Half (or more) of the people in any MTT go out in the first hour and most of them chasing or getting in light with hands that easy to pick off. The trick is to put yourself in a position to take advantage of this as often as you can without jeopardising your chipstack. So I play Loose-passive-passive in the first hour really only waking up when I hit a flop hard (and hard is usually TPTK or better. If you bust o well move on to the next.
Now to answer the question, a big stack allows you to see even more flops as losing up to 150 chips in a 10000+ chipstack is inconsequential.
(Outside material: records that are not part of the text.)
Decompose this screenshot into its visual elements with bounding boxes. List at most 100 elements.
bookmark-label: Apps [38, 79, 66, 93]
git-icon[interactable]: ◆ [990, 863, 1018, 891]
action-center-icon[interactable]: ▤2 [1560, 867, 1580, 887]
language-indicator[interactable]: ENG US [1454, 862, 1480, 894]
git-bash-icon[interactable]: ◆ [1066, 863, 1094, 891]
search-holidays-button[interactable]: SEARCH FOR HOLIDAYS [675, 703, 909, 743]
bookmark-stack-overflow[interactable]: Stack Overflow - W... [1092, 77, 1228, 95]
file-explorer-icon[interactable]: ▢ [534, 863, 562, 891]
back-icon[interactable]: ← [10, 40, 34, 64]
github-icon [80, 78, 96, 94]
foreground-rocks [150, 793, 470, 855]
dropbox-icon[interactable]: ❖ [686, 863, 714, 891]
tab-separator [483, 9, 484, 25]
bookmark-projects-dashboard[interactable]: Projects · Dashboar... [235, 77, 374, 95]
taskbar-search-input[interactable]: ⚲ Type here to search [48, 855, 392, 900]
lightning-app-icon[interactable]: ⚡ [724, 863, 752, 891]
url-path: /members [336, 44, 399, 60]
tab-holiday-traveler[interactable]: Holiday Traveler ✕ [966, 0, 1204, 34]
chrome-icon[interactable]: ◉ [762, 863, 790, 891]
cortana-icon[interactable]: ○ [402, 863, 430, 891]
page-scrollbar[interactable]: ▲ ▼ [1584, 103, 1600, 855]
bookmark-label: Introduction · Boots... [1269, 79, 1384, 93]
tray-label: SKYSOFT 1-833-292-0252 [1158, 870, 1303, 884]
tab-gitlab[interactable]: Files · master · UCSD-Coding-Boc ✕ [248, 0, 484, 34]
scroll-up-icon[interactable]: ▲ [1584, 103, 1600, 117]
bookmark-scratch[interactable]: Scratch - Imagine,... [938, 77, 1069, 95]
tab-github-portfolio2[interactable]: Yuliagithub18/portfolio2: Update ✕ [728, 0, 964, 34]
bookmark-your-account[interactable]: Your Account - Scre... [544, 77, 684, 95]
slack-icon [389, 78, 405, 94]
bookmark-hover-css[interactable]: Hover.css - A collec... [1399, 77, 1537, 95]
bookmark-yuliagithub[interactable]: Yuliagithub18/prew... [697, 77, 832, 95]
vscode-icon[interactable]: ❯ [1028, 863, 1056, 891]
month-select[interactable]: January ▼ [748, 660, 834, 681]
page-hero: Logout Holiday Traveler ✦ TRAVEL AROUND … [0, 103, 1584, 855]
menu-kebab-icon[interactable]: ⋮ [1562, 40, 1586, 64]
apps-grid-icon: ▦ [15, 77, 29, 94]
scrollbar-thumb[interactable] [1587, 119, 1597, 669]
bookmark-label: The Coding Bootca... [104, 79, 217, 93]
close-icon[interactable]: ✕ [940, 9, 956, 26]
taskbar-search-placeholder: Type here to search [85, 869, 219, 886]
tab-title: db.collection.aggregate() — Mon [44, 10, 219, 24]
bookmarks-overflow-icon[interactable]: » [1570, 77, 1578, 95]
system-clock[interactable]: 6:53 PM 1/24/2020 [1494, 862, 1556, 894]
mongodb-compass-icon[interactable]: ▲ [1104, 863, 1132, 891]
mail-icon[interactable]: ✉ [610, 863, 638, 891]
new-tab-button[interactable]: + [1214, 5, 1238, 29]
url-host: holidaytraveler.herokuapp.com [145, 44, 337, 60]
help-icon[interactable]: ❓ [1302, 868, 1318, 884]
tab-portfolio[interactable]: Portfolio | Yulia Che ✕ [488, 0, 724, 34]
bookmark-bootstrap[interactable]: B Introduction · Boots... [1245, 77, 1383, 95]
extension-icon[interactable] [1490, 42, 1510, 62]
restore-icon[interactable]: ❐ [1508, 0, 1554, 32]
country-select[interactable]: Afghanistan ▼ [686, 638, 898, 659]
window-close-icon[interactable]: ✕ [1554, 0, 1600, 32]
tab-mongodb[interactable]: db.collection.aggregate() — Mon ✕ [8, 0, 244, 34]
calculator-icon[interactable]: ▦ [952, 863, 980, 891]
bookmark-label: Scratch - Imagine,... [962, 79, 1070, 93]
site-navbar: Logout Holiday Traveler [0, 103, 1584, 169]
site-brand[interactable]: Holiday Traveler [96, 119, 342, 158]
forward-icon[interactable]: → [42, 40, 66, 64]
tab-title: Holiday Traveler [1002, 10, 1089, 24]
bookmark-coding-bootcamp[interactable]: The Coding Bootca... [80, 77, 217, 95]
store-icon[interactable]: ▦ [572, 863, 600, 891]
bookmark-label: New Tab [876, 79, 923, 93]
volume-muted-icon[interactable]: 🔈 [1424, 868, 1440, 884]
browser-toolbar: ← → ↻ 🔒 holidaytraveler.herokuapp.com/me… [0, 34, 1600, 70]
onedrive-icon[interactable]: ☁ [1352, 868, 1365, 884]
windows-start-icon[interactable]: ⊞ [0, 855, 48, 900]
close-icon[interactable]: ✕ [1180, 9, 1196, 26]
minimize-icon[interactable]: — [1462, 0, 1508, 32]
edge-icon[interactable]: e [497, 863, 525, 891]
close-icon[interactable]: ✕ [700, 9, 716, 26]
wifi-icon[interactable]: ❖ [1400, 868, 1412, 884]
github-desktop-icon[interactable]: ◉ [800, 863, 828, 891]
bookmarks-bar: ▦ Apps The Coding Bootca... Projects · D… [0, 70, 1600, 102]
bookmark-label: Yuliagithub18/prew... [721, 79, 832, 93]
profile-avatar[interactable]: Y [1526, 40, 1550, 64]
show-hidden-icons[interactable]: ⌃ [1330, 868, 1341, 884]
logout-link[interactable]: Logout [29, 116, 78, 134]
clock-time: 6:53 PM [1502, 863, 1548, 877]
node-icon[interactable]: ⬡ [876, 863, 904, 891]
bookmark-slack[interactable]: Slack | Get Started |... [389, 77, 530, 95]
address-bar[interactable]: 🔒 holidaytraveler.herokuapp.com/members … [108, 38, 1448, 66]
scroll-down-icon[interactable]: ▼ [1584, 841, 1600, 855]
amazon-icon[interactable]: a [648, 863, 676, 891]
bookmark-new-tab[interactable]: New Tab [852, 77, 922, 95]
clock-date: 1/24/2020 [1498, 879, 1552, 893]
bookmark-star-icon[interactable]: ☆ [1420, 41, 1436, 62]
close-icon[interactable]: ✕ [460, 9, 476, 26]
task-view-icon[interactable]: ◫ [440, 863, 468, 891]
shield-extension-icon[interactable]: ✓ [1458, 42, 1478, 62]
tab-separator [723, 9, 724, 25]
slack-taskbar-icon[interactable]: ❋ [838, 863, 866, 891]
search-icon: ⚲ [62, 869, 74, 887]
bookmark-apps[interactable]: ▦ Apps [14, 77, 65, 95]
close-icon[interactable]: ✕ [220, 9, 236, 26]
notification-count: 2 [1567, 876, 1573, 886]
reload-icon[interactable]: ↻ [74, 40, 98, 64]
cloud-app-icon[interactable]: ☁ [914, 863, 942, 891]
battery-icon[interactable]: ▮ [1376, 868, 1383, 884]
So I probably loosen up my requirements for calling small raises (ie someone raises to 3bb in ep, I'd probably call with KQ, KJ type hands if they weren't a rock). The caution is that you don't want to spew chips just because you have a few. I am I think at my strongest on the flop and don't give away many chips to ill-fated bluffs.
With a big stack say you have 12k chips, my view is that it is not worth risking 2k of those chips to gain another 2k as at this early stage the impact of the benefit of those extra chips does not outway the detriment to your chances of losing 2k. Essentially after a certain point each chip is worth less than the previous one. Badly explained possibly but a critical point in bigstack play.
During the first lets say hour exactly how tight are you playing. Is TPTK actually a show-down hand during this time, or are you just wating for your big PP's and trying to get chips in PF?
I think a lot of the answer to this is above. I play a lot of hands in the first hour but it's more about selecting who I play against post-flop than it is about card-selection. If you target the bad players then you will seldom find TPTK not holding up.
And yep, TPTK on non-scary boards I'm looking to stack every time. IF they have a set move on.
(My stats on OPR show me not busting early very often so this shouldn't imply a cavalier attitude in the first hour).